(M)any academics, unions and non-governmental groups that assist foreign agricultural workers say the labourers often must be subservient if they want to return to Canada annually, although they enjoy exceptional salaries compared with their home-country earnings. The fact that they have basically no social ties in Canada means they are ready to work almost whenever needed.Note that there doesn't appear to be any similar attempt to explain away responsibility for dealing with the concerns some businesses have about the scheme. But when it comes to the concerns of temporary immigrant workers themselves - whether or not there's a means of dealing with those concerns through the same program which brought the workers to Canada - the federal position seems to be one of utter disinterest. At best, the feds seem willing to "consider" the workers' interests while warning against any willingness to act...and even that's a step up from the existing legacy of ignorance.

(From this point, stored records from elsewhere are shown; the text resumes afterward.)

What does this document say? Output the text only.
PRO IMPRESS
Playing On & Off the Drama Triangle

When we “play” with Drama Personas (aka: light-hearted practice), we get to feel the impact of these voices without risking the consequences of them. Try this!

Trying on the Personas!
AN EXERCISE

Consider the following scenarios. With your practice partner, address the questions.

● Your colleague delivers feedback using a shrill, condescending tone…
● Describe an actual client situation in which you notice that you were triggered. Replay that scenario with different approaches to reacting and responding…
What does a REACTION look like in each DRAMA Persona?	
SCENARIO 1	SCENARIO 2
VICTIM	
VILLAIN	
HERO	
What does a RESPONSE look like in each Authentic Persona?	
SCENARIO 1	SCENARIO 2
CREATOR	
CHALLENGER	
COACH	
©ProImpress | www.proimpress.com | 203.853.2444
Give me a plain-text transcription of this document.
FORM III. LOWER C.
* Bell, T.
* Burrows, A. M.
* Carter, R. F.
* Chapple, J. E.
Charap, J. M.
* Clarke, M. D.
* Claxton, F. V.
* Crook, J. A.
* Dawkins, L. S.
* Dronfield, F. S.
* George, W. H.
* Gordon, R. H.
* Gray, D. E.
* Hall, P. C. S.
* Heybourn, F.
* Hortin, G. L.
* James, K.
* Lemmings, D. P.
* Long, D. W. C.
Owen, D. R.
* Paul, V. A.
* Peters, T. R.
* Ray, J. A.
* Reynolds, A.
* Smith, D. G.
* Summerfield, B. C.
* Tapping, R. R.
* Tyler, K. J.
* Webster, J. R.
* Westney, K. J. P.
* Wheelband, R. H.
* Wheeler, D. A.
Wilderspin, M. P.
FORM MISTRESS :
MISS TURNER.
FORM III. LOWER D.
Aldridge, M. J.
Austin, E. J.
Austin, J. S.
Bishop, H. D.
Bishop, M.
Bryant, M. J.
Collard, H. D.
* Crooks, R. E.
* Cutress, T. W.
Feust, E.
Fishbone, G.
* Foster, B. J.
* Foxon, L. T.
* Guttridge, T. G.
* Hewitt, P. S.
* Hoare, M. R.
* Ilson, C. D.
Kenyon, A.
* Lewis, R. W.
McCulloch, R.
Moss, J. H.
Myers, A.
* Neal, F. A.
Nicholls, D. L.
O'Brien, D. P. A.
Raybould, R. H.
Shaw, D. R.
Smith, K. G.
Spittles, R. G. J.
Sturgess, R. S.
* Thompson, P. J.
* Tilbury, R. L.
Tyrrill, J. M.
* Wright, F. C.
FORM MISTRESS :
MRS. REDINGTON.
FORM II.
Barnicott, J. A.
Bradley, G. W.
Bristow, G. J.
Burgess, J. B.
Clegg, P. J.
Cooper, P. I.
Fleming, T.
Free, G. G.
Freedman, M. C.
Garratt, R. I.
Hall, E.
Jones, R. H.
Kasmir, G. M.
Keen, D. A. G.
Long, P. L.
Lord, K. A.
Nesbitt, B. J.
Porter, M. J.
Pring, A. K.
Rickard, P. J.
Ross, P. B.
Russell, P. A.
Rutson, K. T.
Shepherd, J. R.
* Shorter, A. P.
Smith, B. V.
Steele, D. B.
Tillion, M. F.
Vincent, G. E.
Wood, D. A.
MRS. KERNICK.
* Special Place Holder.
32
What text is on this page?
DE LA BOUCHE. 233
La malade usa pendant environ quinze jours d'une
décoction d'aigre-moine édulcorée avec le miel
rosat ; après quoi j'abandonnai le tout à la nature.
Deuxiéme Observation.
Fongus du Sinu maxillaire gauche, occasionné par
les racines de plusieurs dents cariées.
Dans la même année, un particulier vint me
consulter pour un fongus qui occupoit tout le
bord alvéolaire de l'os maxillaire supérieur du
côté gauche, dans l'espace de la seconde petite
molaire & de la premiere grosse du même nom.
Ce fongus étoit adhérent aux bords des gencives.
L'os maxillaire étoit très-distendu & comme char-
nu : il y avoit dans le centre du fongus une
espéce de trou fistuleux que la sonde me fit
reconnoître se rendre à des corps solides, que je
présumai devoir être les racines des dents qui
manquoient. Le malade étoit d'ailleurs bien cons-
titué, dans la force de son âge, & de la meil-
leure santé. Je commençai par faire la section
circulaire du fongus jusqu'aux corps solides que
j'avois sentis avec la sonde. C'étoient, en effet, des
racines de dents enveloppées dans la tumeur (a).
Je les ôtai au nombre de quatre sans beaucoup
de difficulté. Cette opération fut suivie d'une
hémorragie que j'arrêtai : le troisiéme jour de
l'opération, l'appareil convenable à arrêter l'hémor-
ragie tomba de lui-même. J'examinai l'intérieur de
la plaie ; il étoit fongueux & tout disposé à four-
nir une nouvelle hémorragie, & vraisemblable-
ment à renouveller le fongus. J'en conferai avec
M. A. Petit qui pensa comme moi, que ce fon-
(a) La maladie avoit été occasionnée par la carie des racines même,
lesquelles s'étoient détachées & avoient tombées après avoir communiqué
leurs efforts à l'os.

Toronto's ecumenical group Kairos says workers often lack English or French and are isolated in rural areas, so they don't know how to protect their rights. They sometimes put up with sub-standard housing and unsafe working conditions, a Kairos report says.
Heather Gibb of Ottawa's North-South Institute says she wants the government to look at how the workers are treated.
he institute conducted a major study of similar, long-standing agriculture programs for Mexican and Caribbean workers and concluded that, while foreign workers in theory are protected by the same law as Canadians, in practice it's difficult for them to communicate their concerns or have them investigated...
Human Resources says worker concerns fall under provincial jurisdiction, but will be considered during the assessment of the program. The department acknowledges that since the Mexican and Caribbean projects began in 1966 and 1974 respectively, it has never examined how workers' concerns and complaints have been addressed.
It's not clear from the article whether the Libs invoked similar arguments or simply failed utterly to address the issue, though judging from their record the latter explanation appears more likely. But once again, the Libs' failures shouldn't serve as an excuse for the Cons to avoid responsibility for the federal government's role. To the extent that foreign workers are currently being mistreated as a result of a federal immigration program, the buck most certainly stops with the federal government. And any attempt to claim otherwise can only be judged as a show of false respect for the provinces which should cast all the more doubt on the Cons' honesty in the future.